Thermal imaging performed well in identifying crevices between composite material and tooth structure, but at times it was masked by the complex topography of the tooth. SWIR imaging did not appear as susceptible to such interference, owing to the ability of SWIR to differentiate composite materials, tooth structures, and lesions with high contrast.

The SWIR permeability measurements were well correlated with OCT measurements of the thickness of the transparent surface layer of the lesions. Increasing transparent surface layer thickness led to decreased permeability of lesions and potentially indicated full lesion arrest when it reached a thickness equal to or greater than 70 μm.
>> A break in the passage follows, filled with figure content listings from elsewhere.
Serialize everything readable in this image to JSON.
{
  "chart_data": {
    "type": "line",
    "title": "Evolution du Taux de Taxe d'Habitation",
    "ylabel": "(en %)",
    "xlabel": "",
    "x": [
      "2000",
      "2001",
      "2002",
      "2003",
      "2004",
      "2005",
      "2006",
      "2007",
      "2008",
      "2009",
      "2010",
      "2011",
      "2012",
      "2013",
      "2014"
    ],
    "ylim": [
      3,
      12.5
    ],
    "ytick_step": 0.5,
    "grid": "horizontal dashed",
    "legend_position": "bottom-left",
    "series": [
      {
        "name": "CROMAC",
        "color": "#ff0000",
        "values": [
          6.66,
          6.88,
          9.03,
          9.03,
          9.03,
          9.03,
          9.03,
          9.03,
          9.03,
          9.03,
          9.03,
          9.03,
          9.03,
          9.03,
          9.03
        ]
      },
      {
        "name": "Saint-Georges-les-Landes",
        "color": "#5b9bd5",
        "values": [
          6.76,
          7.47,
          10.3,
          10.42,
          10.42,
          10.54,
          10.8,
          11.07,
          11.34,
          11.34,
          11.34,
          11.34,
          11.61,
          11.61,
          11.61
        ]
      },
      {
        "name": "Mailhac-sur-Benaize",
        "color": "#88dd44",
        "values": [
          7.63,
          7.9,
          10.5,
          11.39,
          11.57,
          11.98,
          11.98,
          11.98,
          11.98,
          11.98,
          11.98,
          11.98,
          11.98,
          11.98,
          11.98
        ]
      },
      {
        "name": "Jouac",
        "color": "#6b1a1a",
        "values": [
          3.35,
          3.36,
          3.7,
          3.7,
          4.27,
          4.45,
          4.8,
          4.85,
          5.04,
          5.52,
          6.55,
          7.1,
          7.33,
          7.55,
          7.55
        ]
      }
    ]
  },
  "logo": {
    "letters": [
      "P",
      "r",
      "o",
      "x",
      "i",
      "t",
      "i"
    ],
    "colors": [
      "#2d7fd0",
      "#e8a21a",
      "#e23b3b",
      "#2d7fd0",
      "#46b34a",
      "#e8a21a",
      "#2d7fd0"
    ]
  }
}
According to the researchers, nondestructive SWIR reflectance and OCT imaging could provide, for the first time, a way to detect secondary cavities while they form. The findings of this study could lead to new approaches to diagnostic imaging in dentistry.

“The traditional methods relying on tactile sensation via a dental explorer and visual inspection based on texture and color are highly subjective and unreliable,” Chang said. “However, there is currently no established dental imaging technology that can provide diagnostic information with high specificity and sensitivity when assessing dental decay activity.”

Beyond improved diagnostics, the work supports the development of easily operable clinical devices, Chang said.

The research was published in Journal of Biomedical Optics (www.doi.org/10.1117/1.JBO.28.9.094801).